Patofisiologi Kanker Kolon
Patofisiologi kanker kolon dimulai dengan munculnya lesi premaligna (adenoma) yang kemudian mengalami perkembangan menjadi karsinoma akibat perubahan genetik dan faktor lingkungan. Hilangnya stabilitas genomik pada mayoritas lesi neoplasma baru menyebabkan akumulasi mutasi dan perubahan epigenetik pada tumor suppressor gene dan onkogen, sehingga menimbulkan transformasi ganas sel-sel kolon.[3]
Contoh perubahan gen yang sering ditemukan pada kasus kanker kolon adalah mutasi adenomatous polyposis coli (APC) gene, Kirsten rat sarcoma 2 viral oncogene homolog (KRAS), tumor protein p53, dan deleted in colon cancer (DCC) tumor suppression genes.

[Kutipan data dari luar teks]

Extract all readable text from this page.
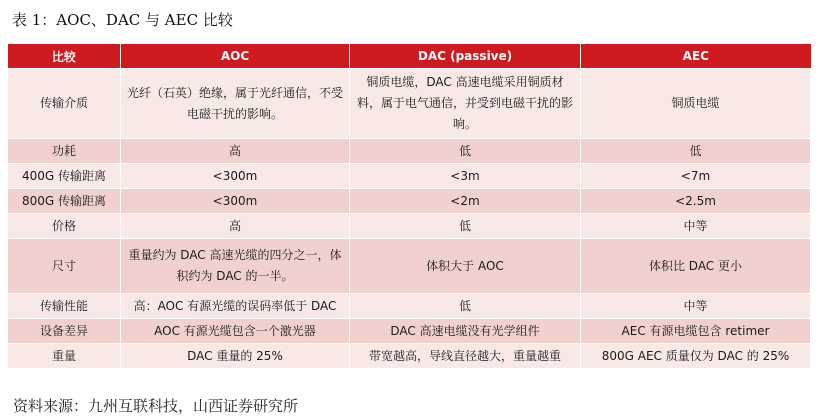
表 1：AOC、DAC 与 AEC 比较
比较	AOC	DAC (passive)	AEC
传输介质	光纤（石英）绝缘，属于光纤通信，不受电磁干扰的影响。	铜质电缆，DAC 高速电缆采用铜质材料，属于电气通信，并受到电磁干扰的影响。	铜质电缆
功耗	高	低	低
400G 传输距离	<300m	<3m	<7m
800G 传输距离	<300m	<2m	<2.5m
价格	高	低	中等
尺寸	重量约为 DAC 高速光缆的四分之一，体积约为 DAC 的一半。	体积大于 AOC	体积比 DAC 更小
传输性能	高：AOC 有源光缆的误码率低于 DAC	低	中等
设备差异	AOC 有源光缆包含一个激光器	DAC 高速电缆没有光学组件	AEC 有源电缆包含 retimer
重量	DAC 重量的 25%	带宽越高，导线直径越大，重量越重	800G AEC 质量仅为 DAC 的 25%
资料来源：九州互联科技，山西证券研究所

Proses-proses patofisiologi ini dapat melibatkan autofagi dan metilasi.[1,3]
Autofagi
Autofagi merupakan mekanisme surveillance fisiologis, di mana sel akan mengeliminasi organel dan proteinnya yang rusak secara mandiri. Hal ini dapat mengurangi reactive oxygen species (ROS), menjaga stabilitas genomik, meningkatkan kematian sel secara autofagi, membatasi inflamasi, dan mengeliminasi patogen intraseluler. Namun, autofagi juga dapat mendukung pembentukan tumor dengan memberikan material yang berfungsi dalam perkembangan sel tumor, meningkatkan resistensi terhadap obat, dan memperkuat kemampuan bertahan hidup sel tumor dalam kondisi dorman.[5]

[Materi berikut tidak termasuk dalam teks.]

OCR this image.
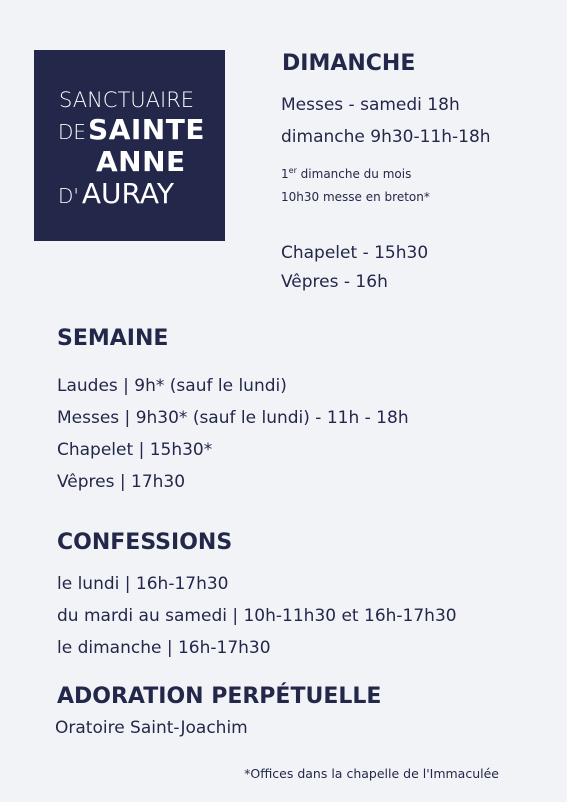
SANCTUAIRE
DESAINTE
ANNE
D' AURAY
DIMANCHE
Messes - samedi 18h
dimanche 9h30-11h-18h
1er dimanche du mois
10h30 messe en breton*
Chapelet - 15h30
Vêpres - 16h
SEMAINE
Laudes | 9h* (sauf le lundi)
Messes | 9h30* (sauf le lundi) - 11h - 18h
Chapelet | 15h30*
Vêpres | 17h30
CONFESSIONS
le lundi | 16h-17h30
du mardi au samedi | 10h-11h30 et 16h-17h30
le dimanche | 16h-17h30
ADORATION PERPÉTUELLE
Oratoire Saint-Joachim
*Offices dans la chapelle de l'Immaculée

Mekanisme yang berlawanan ini disebut sebagai mekanisme kontradiksi autofagi. Autofagi dapat membatasi proses nekrosis tumor dan mengembangkan sel kanker yang dorman menjadi sel mikrometastasis. Mekanisme ini terjadi dengan pelepasan sel metastasis yang dapat hidup lebih lama dari seharusnya, sehingga terjadi metastasis yang jauh dan dapat bertahan dalam kondisi dorman. Pada kondisi imunosupresi, sel kanker kemudian dapat menjadi aktif kembali.[5]
Metilasi
Metilasi DNA memengaruhi area yang kaya CpG islands pada gen dan menyebabkan perubahan proses transkripsi serta perubahan kromatin. Hipermetilasi CpG islands di gene promoters dapat menyebabkan inaktivasi gen supresor tumor, sedangkan hipometilasi elemen genetik secara berulang dapat menyebabkan instabilitas genomik dan aktivasi onkogen.[3]